Warren Buffett, magnate della finanza, non sembra essere particolarmente preoccupato dall’arrivo di Donald Trump alla Casa Bianca. Il motivo è molto semplice: l’ottimismo genetico che contraddistingue l’approccio a lungo termine dell’ultraottuagenario investitore, suggerisce che l’azionario, da sempre caratterizzato da una tendenza al rialzo sul lungo periodo, continuerà a confermare questo trend.
Tra 10 o 30 anni l’equity registrerà un segno più a prescindere da chi, oggi, siede nello Studio Ovale.
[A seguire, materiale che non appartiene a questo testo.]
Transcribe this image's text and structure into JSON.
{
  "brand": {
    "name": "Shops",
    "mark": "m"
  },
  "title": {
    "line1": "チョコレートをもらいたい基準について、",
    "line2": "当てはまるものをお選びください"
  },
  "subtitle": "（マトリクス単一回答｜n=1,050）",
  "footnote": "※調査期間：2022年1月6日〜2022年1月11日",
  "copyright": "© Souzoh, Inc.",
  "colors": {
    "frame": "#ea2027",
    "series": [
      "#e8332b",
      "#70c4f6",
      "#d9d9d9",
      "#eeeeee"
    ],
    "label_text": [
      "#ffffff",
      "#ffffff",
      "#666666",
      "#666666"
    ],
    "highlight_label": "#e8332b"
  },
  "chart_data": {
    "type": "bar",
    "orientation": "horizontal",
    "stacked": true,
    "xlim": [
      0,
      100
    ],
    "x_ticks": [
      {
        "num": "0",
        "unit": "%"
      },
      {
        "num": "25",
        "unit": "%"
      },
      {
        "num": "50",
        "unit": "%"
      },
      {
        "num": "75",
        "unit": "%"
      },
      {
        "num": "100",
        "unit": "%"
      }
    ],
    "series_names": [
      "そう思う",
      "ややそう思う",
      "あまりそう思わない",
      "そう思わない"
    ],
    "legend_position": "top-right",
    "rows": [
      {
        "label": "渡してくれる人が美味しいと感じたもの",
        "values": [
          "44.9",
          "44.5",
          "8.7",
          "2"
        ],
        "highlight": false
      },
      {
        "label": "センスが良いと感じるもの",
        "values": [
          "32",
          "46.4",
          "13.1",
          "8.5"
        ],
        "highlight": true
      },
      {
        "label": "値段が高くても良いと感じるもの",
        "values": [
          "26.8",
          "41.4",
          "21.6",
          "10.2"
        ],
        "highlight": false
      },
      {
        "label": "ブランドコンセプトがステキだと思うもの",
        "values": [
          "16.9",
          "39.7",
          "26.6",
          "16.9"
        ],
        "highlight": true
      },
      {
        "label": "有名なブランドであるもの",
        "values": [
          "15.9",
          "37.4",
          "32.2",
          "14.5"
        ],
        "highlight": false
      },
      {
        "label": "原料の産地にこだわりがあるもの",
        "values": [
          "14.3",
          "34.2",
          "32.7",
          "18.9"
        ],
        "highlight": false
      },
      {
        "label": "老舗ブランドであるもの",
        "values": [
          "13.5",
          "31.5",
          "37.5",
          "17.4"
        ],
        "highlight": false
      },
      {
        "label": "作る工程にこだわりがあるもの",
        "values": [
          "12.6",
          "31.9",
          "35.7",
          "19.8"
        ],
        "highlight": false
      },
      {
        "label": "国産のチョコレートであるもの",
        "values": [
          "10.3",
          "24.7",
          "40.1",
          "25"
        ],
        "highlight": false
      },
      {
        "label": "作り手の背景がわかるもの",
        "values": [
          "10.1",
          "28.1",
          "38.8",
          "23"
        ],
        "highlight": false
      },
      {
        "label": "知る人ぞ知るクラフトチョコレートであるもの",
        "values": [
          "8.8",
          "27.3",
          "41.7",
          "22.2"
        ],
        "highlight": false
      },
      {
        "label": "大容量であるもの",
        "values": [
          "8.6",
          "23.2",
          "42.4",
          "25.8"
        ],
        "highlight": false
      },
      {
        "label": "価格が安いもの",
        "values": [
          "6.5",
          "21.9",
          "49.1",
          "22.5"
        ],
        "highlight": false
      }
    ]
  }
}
Buffett infatti, non concepisce altro frame temporale che quello del lungo termine e per questo motivo non condivide lo scetticismo di chi, spaventato dalle dichiarazioni del neoeletto, non ultima la conferma della costruzione del muro al confine con il Messico e l’espulsione di circa 3 milioni di immigrati irregolari.
Progetti che, veri o presunti che siano, difficilmente, secondo Buffett, potranno essere portati a termine prima di tutto perché molti dei proclami non erano altro che parte dello show che lo stesso Trump ha consapevolmente messo in atto per attirare su di sé le simpatie delle aree più populiste dell’elettorato.
Trump Presidente e Trump candidato
Il settantenne, per quanto digiuno di conoscenze diplomatiche, non lo è delle norme che regolano il mondo dello spettacolo e dal momento che tutta la sua campagna elettorale (per nom dire la sua vita) è stata improntata sulla base di uno spettacolo chiassoso portato avanti da persone altrettanto chiassose, una volta che è stato raggiunto lo scopo, la maschera verrà abbandonata a favore di un atteggiamento più consono al nuovo palcoscenico internazionale.
Non solo, ma a costringerlo a questo cambio di pelle sarà anche la necessità di riuscire ad andare d’accordo con un Congresso che, per quanto a maggioranza repubblicana, non solo non appoggia il tycoon proprio per la sua scelta di attaccare anche parte dell’establishment del suo stesso partito ma bloccherà i provvedimenti più estremisti che proporrà il presidente.
Se li proporrà. Questa, in sintesi, la convinzione di Buffett verso un Trump che, come confermato sia dallo staff in fieri del capo in pectore della Casa Bianca sia dai vertici di Pechino, incontrerà quant prima il presidente cinese per iniziare una cooperazione che, di fatto, è stata definita da entrambe le parti l’unica strada percorribile.
Una situazione che ha del paradossale se si pensa che proprio la guerra commerciale alla Cina e ai suoi prodotti importati, minacciati di dazi da Trump, era stato un argomento caro che ha permesso, tra le altre cose, la vittoria del repubblicano.
Ma c’è chi si preoccupa
Chi invece la pensa in modo diametralmente opposto è il vicepresidente della Banca centrale europea, Vitor Constancio il quale non si lascia trascinare da quello che definisce l’entusiasmo degli investitori, concentrati per lo più sul breve termine, perchè i politici devono ampliare la visione degli eventi agli effetti di lungo periodo e in questo caso le incertezze, nate per lo più dalla tendenza protezionistica di Trump e dalla sua volontà di rivedere la maggior parte degli accordi commerciali internazionali.
Il Vecchio Continente, la cui economia è comunque debole, dipende dalle esportazioni come anche il resto del mondo, ormai interconnesso in maniera globale: puntare sul motto First America significa inevitabilmente rovinare equilibri e soprattutto portare gravi svantaggi su altri fronti. Un primo esempio? Gli emergenti che stanno già registrando potenti deflussi di capitali e crolli valutari.